We trained our model on 70% of data or 1751 reports and tested on the remaining 30% of data or 751 reports. We interpret our model utilizing a variable importance plot and partial dependence plots. We utilize variable importance plots to see what variables contributed more to a decision made in a random forest tree. We perform partial dependence plots in order to show the effect of a variable on the predicted outcome, while maintaining the other values of the feature.
3. Findings
Our random forest model achieved a ROC AUC of 0.64, indicating modest discriminatory ability which leaves room for improvement. One contributing factor may be the class imbalance of our variables as shown in Table 1. While we mitigated this by combining classes when appropriate, the class imbalance may affect the model’s ability to predict. We also acknowledge the spatial imbalance in our dataset, with most reports in Canada, which may limit our ability to capture more regional-specific behavioral responses (Figure 1). Variable importance plots (Figure 2) were used to interpret which predictors were most vital in the model making the decision in the random forest classification for determining biking behavior following an incident. The x-axis displays the Gini importance, a relative measure of how impactful each variable is in making decisions in the model. The most influential predictors contributing to node splitting in the random forest classification model for predicting biking behavior were hospitalized injury followed by collision classification and then identification as a female.
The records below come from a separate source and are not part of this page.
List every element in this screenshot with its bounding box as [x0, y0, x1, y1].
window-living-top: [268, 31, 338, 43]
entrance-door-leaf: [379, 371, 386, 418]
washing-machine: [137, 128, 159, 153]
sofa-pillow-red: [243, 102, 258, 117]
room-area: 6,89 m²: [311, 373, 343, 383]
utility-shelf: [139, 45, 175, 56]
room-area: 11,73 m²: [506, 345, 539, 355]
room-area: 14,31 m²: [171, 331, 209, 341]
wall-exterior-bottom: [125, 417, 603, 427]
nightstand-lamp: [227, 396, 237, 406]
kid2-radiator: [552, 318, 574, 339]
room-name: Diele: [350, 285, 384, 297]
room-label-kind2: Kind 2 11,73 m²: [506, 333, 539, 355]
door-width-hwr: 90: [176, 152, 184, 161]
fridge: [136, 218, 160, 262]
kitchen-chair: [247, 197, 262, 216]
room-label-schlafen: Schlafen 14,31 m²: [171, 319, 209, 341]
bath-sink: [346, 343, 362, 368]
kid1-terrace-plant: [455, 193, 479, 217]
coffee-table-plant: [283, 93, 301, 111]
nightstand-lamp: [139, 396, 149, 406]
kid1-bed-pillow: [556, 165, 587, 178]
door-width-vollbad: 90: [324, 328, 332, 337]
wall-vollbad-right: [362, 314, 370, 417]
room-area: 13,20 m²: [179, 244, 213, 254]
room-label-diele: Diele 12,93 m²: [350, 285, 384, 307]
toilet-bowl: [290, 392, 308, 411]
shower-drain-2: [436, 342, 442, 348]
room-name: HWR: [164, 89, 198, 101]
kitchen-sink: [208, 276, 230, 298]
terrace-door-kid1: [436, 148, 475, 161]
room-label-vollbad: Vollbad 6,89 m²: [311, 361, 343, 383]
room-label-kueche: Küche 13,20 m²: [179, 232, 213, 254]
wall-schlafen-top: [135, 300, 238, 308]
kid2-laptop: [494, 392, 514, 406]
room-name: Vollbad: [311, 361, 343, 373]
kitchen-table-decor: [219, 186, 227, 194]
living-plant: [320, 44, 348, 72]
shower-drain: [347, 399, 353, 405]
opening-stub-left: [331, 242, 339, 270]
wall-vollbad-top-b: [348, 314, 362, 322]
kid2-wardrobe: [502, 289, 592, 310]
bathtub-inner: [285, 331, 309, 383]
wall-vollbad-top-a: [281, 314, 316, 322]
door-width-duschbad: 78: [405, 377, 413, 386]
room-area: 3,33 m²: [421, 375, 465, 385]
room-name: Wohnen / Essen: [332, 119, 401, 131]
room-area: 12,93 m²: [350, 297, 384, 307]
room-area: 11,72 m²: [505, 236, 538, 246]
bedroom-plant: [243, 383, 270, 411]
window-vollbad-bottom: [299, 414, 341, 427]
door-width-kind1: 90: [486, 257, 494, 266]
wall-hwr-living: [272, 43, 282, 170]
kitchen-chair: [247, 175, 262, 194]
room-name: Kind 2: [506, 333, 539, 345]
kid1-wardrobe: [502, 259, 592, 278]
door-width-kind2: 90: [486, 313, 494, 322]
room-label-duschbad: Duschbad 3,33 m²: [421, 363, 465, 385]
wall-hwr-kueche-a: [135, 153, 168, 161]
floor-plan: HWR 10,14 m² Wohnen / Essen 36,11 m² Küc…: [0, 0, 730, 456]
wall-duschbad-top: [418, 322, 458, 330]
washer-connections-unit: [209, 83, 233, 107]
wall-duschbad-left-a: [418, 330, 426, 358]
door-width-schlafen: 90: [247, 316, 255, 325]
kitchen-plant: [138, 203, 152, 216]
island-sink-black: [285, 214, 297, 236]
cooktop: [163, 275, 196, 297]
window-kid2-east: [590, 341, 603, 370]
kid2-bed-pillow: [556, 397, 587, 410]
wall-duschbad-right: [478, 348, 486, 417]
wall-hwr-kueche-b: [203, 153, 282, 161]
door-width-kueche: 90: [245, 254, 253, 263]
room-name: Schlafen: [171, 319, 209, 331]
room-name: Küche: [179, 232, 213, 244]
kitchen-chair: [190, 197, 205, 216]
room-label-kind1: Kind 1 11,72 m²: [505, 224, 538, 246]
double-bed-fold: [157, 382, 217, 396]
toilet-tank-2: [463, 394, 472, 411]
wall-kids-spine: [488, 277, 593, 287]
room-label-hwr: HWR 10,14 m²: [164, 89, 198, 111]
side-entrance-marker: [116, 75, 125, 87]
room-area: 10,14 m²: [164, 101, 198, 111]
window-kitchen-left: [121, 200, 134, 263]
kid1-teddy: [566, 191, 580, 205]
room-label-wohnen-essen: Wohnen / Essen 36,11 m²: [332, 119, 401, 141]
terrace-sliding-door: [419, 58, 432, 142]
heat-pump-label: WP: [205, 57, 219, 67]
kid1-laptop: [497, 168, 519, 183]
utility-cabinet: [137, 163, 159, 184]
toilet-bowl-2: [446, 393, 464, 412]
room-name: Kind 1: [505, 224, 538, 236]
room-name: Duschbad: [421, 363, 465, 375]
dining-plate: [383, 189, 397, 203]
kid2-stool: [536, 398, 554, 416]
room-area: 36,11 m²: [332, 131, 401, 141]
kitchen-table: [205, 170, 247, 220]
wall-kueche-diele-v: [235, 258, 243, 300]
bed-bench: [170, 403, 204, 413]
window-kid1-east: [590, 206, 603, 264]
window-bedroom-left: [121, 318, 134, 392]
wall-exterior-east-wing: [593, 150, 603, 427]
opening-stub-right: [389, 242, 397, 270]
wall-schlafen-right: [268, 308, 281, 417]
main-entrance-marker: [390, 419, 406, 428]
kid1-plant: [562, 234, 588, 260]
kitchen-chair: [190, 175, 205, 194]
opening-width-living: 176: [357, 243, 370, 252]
While variable importance plots indicate the relative contribution of each predictor to the model’s decision-making process, they do not convey the direction of a variable’s influence on biking behavior. We therefore use partial dependence plots to examine the marginal effect of individual predictors on the probability of a given biking behavior outcome (Figure 3).
The partial dependence plots show that individuals who experienced a hospitalized injury, reported a collision rather than a near miss, or identify as female are more likely to have a change in biking (which includes biking less, biking more carefully, biking more carefully and biking less, and stopped biking) behavior following a crash or near miss. These results are consistent with previous findings showing that women are more likely than men to reduce their cycling exposure following a crash (Fraser and Meuleners 2020). These predictors are positively associated with the probability of some type of biking behavior change while holding the other variables constant, as illustrated by the positive slopes in the partial dependence plots (Figure 3).
Our models can be used to help identify bicyclists who are more likely to reduce bicycling following a safety incident. This can inform the allocation of post-crash resources or targeted interventions. Future work should investigate whether cities offering support services see improved retention of bicyclists after crashes. The reports combined alongside qualitative interviews may provide further insight into the types of support most valued by affected populations. Our work can be situated alongside other research such as Fraser and Meuleners (2020), which identifies protective factors such as group riding and those who had a full recovery post safety incident being associated with lower odds of reducing bicycling exposure. Our work can help shape data-based interventions at improving post biking safety incident recovery and retention.